1993 children's fantasy picture book by Chris Van Allsburg

The Sweetest Fig is a children's fantasy picture book written in 1993 by the American author Chris Van Allsburg. It tells a story of an affluent, cold-hearted French dentist who eats a fig which makes his wildest dreams come true.

==Plot summary==
Monsieur Bibot is a wealthy dentist. He lives alone in Paris, France, in a fancy apartment with his dog, Marcel, whom he often mistreats and abuses.

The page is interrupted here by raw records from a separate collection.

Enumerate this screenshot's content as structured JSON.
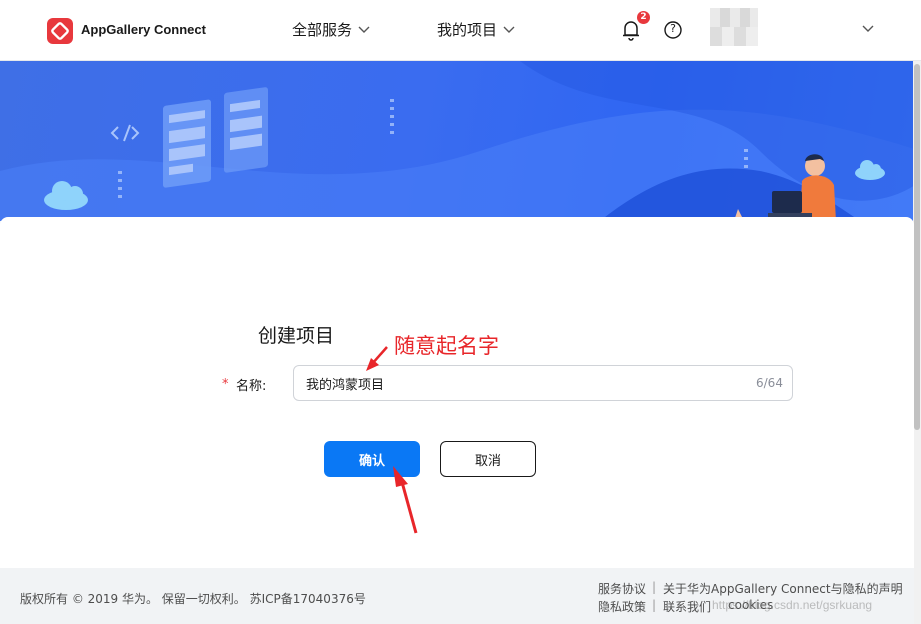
{
  "header": {
    "brand": "AppGallery Connect",
    "nav": [
      {
        "label": "全部服务"
      },
      {
        "label": "我的项目"
      }
    ],
    "notification_count": "2",
    "help_symbol": "?"
  },
  "form": {
    "title": "创建项目",
    "required_mark": "*",
    "name_label": "名称:",
    "name_value": "我的鸿蒙项目",
    "char_count": "6/64",
    "confirm_label": "确认",
    "cancel_label": "取消"
  },
  "annotation": {
    "text": "随意起名字",
    "color": "#e8262a"
  },
  "footer": {
    "copyright": "版权所有 © 2019 华为。 保留一切权利。 苏ICP备17040376号",
    "links": [
      {
        "label": "服务协议"
      },
      {
        "label": "关于华为AppGallery Connect与隐私的声明"
      },
      {
        "label": "隐私政策"
      },
      {
        "label": "联系我们"
      },
      {
        "label": "cookies"
      }
    ],
    "watermark": "https://blog.csdn.net/gsrkuang"
  },
  "colors": {
    "brand_red": "#e8383d",
    "primary_blue": "#0a78f5",
    "banner_blue": "#3a6cf0"
  },
  "icons": [
    "appgallery-logo-icon",
    "chevron-down-icon",
    "bell-icon",
    "help-circle-icon",
    "cloud-icon",
    "code-icon",
    "person-laptop-illustration-icon"
  ]
}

One day, an impoverished old woman stops by Bibot's office to have her tooth extracted. After removing the tooth with a pair of pliers, making little effort to lessen the pain of the operation, Bibot is angry when the woman is unable to pay his fee in cash. Instead, she pays him by giving him two figs which she claims will make his dreams come true. Bibot scoffs at the thought of magical figs and refuses to give her any painkillers.

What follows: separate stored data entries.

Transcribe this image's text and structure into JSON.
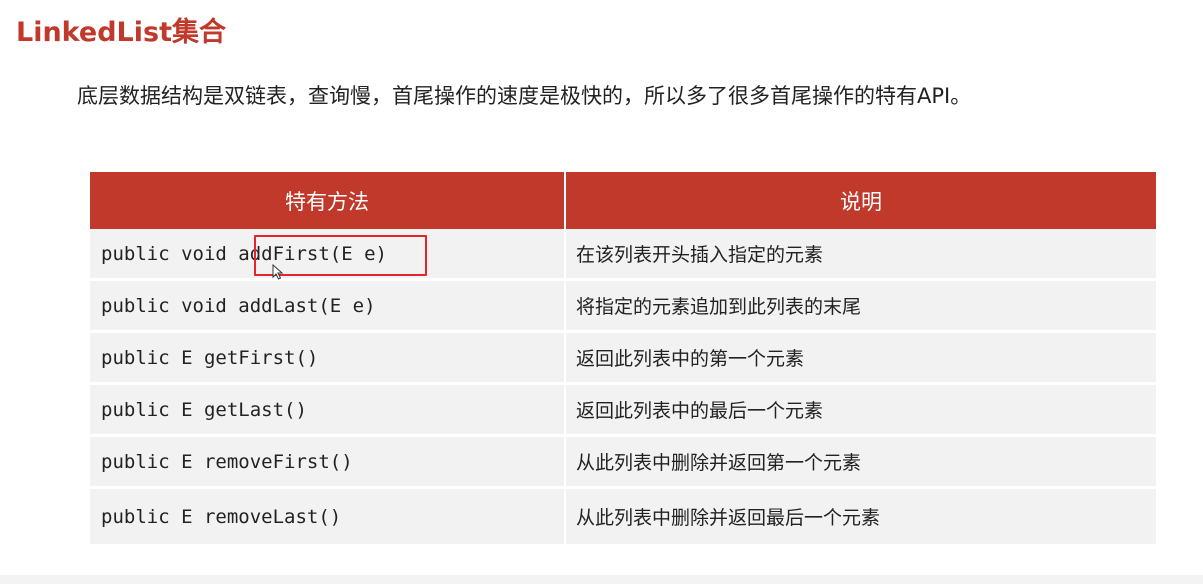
{
  "slide": {
    "title": "LinkedList集合",
    "description": "底层数据结构是双链表，查询慢，首尾操作的速度是极快的，所以多了很多首尾操作的特有API。"
  },
  "table": {
    "headers": {
      "method": "特有方法",
      "description": "说明"
    },
    "rows": [
      {
        "method": "public void addFirst(E e)",
        "description": "在该列表开头插入指定的元素"
      },
      {
        "method": "public void addLast(E e)",
        "description": "将指定的元素追加到此列表的末尾"
      },
      {
        "method": "public E getFirst()",
        "description": "返回此列表中的第一个元素"
      },
      {
        "method": "public E getLast()",
        "description": "返回此列表中的最后一个元素"
      },
      {
        "method": "public E removeFirst()",
        "description": "从此列表中删除并返回第一个元素"
      },
      {
        "method": "public E removeLast()",
        "description": "从此列表中删除并返回最后一个元素"
      }
    ]
  },
  "colors": {
    "accent": "#c0392b",
    "highlight": "#e3262b",
    "row_background": "#f2f2f2"
  },
  "icons": {
    "cursor": "mouse-pointer-icon"
  }
}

Later that evening, Bibot proceeds to eat one of the figs as a midnight snack. He soon discovers that the old woman is right: Bibot finds himself walking Marcel in Paris in his underwear, stared at by the passersby, and the Eiffel Tower has drooped over. Everything from his dream the previous night has come true.

Horrified and embarrassed by the mishap, Bibot vows to hypnotize himself to control his dreams so that he may become the richest man on Earth. This self-centered plan involves abandoning Marcel, whom he has continued to harm in more ways than one. Then one night, when Bibot is preparing dinner, Marcel quickly gobbles up the second fig sitting on the table. Bibot is furious and chases the dog around the house. Heartbroken over the fig, Bibot goes to sleep. The next morning, however, Bibot wakes up underneath his bed – as the dog. Bibot and Marcel have swapped bodies. Bibot is horrified and realizes that the dog was dreaming about finally getting revenge on his cruel master all along. Marcel, who is now in human form, tells Bibot it's time for his walk. Bibot tries to yell, but all he can do is bark.

==Reception==
Reception was positive. Publishers Weekly praised the book as an "enigmatic, visually sophisticated tale," calling it a "significant achievement." Kirkus Reviews wrote that Van Allsburg's illustrative techniques and "masterful play of patterns" should please all readers, creating a story that was "wickedly clever, but fun." A review from Booklist called it an "astonishing picture book." School Library Journal wrote that The Sweetest Fig was "a superb blend of theme, language, and illustration... Van Allsburg at his best."

==Film adaptation==
20th Century Fox, before being acquired by Disney, acquired the film rights to The Sweetest Fig in 2018, with Paul Feig directing and William Teitler, Mike Weber, Ted Field and Jessie Henderson producing.